Today was a rare October day for this part of the country. Temps in the 70s when it's more typical to have highs in the 40s or 50s. It was also an emotional day for me and I don't know why. Many, many days in a row of putting out fires and dealing with problems I shouldn't have to deal with because other people are screwing up -- badly -- and I'm the boss so I have to clean up messes. Or at least put pressure on them to clean up their own messes. And meet a whole bunch of deadlines that other people don't get the significance of. And deal with a bunch of parents who email me over every little thing. They want their kids in a rigorous school and they want their kids to have top-notch grades and test scores, but they want this to all somehow happen by osmosis. No homework, no effort, no accountability. And then there are family members and friends who have all sorts of drama. Some of it's real and some of it's self-inflicted. But oh-my-gosh, can I just have a break? For a little bit? I'm putting in 12 hour days at work and trying hard not to stress because I really do love my job, but it's demanding.
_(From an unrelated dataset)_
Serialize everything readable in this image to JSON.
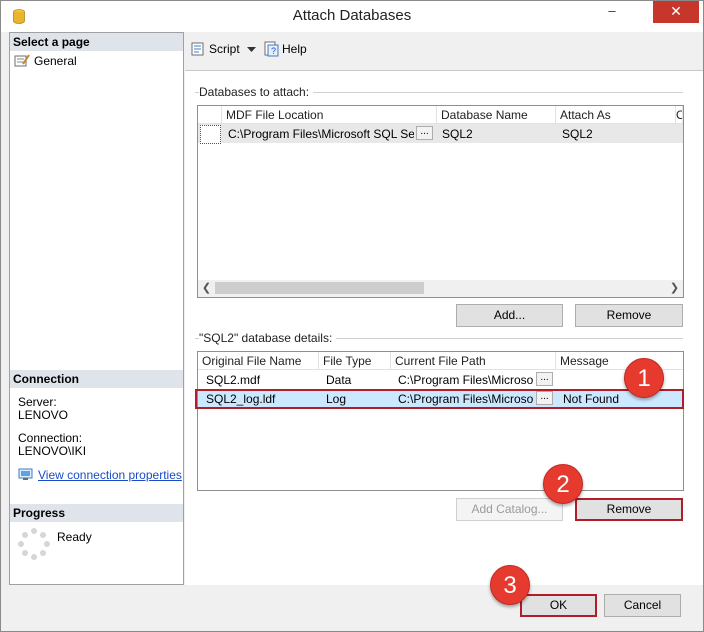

I kind of had a bit of a melt-down at work today. No one saw it except my admin assistant. She's been through some pretty serious personal stuff, more so than most people, and I watched her keep going with work despite things. This was unusual for the roles to be reversed today when she tried to give me some comfort. She sent me a long email about doing too much and making sure I was taking care of myself, and made sure to tell me she wasn't lecturing me. I know that. She's an extremely kind person and we are a safety net of sorts for each other. But I realized I've tanked out. And so have a few other people at work. It's too early in the school year for that.

So I decided I needed to do what is core to my being. What nourishes my soul more than time with my Baby Girl, more than a massage, more than being creative, more than writing, more than anything. I needed to spend time by the river. Time watching the water go by. Time drifting with the current and letting it take my spirit to another place. Letting it wash away everything that eats at me. More than anything, it is water that calms me. It is this river that brought me some of the best times of my life. That introduced me to my husband. It is where I want my ashes spread after I am gone so they will travel to the sea. It is the most important place in the world to me. And so after work, I drove there.

And the traffic was so bad I gave up. Par for the course for this week, I guess.

And Jesus was a sailor when he walked upon the water
And he spent a long time watching from a lonely wooden tower
And when he knew for certain only drowning men could see him
He said all men will be sailors then until the sea shall free them

There are days and weeks like this. There will be better ones. And the river will still be there.

And on a more positive note.... Several people have recorded various versions of this Leonard Cohen song. I have always loved it. It was the second song played at my wedding reception and the song I chose to dance with my father with.